13.1 Independent-Contractor Status Under Connecticut Law. Contractor affirms that it meets the “ABC Test” set forth under Conn. Gen. Stat. § 31-222(a)(1)(B)(ii) for purposes of unemployment compensation and shall maintain such status throughout the term. Contractor shall:
(a) be free from Company’s control and direction in performing the Services, subject only to the result to be accomplished;
(b) perform the Services outside Company’s usual course of business or outside all places of business of Company; and
(c) customarily engage in an independently established trade, occupation, profession, or business of the same nature as the Services.

13.2 Tax Obligations. Contractor shall:
(a) provide Company with a completed IRS Form W-9 prior to commencing Services;
(b) file all required federal, Connecticut state, and local tax returns; and
(c) indemnify Company against any liability for withholding, FICA, unemployment insurance, or other taxes relating to compensation paid under this Agreement.

13.3 State Payroll & Misclassification Penalties. Contractor acknowledges that misclassification of workers in Connecticut may result in civil penalties, stop-work orders, and debarment. Contractor shall cooperate fully with any audit or investigation by the Connecticut Department of Labor and promptly furnish all requested documentation.

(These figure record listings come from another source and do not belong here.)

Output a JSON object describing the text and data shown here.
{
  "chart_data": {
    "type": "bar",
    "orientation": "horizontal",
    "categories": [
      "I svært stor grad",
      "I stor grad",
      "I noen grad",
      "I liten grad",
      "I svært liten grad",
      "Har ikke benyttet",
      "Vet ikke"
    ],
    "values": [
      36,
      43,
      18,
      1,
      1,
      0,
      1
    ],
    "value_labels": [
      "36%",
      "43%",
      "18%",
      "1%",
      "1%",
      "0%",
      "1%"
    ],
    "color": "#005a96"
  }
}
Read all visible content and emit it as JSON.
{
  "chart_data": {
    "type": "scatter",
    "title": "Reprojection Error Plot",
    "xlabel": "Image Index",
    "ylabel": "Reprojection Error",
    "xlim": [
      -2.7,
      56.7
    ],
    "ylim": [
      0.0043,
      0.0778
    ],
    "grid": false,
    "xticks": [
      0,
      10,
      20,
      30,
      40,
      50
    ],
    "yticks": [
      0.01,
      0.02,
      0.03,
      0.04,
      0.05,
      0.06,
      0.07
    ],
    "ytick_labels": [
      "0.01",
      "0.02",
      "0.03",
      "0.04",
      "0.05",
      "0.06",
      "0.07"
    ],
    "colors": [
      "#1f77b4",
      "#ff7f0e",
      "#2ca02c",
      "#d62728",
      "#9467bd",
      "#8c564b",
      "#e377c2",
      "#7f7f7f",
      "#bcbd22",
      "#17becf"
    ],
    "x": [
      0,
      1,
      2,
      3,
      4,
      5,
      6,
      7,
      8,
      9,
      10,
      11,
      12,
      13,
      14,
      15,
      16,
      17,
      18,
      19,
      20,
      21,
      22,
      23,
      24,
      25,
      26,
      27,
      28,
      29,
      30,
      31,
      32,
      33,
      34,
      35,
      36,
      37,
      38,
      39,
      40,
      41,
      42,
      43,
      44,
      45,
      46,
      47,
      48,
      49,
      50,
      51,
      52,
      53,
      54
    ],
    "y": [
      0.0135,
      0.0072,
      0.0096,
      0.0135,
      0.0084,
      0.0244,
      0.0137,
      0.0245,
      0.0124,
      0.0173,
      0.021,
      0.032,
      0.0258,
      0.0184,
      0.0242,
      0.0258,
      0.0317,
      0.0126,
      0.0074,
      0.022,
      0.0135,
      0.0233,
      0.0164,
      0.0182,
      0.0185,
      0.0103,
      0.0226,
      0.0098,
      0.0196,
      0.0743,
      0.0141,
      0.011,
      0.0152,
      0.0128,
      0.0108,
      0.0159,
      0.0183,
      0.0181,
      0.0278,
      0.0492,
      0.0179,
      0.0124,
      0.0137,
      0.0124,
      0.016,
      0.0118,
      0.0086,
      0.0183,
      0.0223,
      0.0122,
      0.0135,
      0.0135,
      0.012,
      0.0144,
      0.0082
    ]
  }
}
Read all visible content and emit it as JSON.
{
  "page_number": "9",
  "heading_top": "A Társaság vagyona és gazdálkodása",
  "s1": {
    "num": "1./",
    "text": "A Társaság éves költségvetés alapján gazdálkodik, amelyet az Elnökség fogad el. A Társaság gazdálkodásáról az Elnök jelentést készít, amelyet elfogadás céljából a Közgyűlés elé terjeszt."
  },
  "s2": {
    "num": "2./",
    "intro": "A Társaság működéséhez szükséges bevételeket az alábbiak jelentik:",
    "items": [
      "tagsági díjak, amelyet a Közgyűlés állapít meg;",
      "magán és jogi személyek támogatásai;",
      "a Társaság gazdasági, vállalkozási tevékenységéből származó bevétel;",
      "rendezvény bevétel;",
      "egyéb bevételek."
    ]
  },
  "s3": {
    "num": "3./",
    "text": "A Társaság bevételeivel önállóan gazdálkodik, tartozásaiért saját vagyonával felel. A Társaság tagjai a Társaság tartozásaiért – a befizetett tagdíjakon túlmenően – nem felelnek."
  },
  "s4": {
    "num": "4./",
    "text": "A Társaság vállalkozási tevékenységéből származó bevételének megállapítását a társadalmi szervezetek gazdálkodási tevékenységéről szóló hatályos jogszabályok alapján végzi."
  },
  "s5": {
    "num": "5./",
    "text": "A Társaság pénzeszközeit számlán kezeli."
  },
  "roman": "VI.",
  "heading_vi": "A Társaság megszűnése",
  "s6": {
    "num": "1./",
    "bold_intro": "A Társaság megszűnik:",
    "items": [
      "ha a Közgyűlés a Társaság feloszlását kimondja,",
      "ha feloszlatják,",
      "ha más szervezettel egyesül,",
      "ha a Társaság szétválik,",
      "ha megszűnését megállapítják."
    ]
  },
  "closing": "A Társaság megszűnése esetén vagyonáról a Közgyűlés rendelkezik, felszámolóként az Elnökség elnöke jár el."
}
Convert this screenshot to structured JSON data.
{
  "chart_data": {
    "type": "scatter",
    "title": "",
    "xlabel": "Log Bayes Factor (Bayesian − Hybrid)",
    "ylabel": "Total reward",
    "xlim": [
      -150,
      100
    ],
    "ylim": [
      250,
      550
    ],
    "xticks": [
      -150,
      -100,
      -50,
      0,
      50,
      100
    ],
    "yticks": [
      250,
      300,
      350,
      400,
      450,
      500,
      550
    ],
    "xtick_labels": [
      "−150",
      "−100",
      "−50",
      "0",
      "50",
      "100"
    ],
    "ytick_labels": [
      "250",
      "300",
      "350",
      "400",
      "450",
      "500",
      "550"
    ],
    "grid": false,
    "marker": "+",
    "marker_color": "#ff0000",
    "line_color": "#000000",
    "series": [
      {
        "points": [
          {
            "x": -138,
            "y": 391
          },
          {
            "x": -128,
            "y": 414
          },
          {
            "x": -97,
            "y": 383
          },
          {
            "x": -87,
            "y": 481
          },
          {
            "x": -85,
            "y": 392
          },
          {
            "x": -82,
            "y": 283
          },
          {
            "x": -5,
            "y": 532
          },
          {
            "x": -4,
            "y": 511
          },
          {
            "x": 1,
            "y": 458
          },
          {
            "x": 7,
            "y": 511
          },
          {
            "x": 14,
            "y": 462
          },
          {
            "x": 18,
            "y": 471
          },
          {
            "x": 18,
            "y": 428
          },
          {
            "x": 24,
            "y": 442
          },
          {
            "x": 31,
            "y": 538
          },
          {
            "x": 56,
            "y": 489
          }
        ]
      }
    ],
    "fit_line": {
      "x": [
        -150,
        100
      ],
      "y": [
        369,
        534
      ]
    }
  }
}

13.4 Workers’ Compensation. If Contractor has employees working on the Services, Contractor shall carry workers’ compensation insurance in compliance with Conn. Gen. Stat. §§ 31-275 to 31-355 and provide Company with evidence of coverage. Contractor shall not permit any individual classified as an employee to perform Services on Company premises without such coverage.

13.5 Occupational Licensing. If Applicable Law requires any occupational license (e.g., trades, construction, or professional services), Contractor shall maintain such license in good standing and provide copies to Company upon request.

13.6 Unemployment Insurance. Contractor shall register with the Connecticut Department of Labor as required and timely pay all unemployment contributions attributable to its employees.

[// GUIDANCE: This Rider may be severed and updated independently if Connecticut law changes.]


[// GUIDANCE: End of template. Review carefully for transaction-specific edits, defined term alignment, and removal of inapplicable options before circulating to client or counterparty.]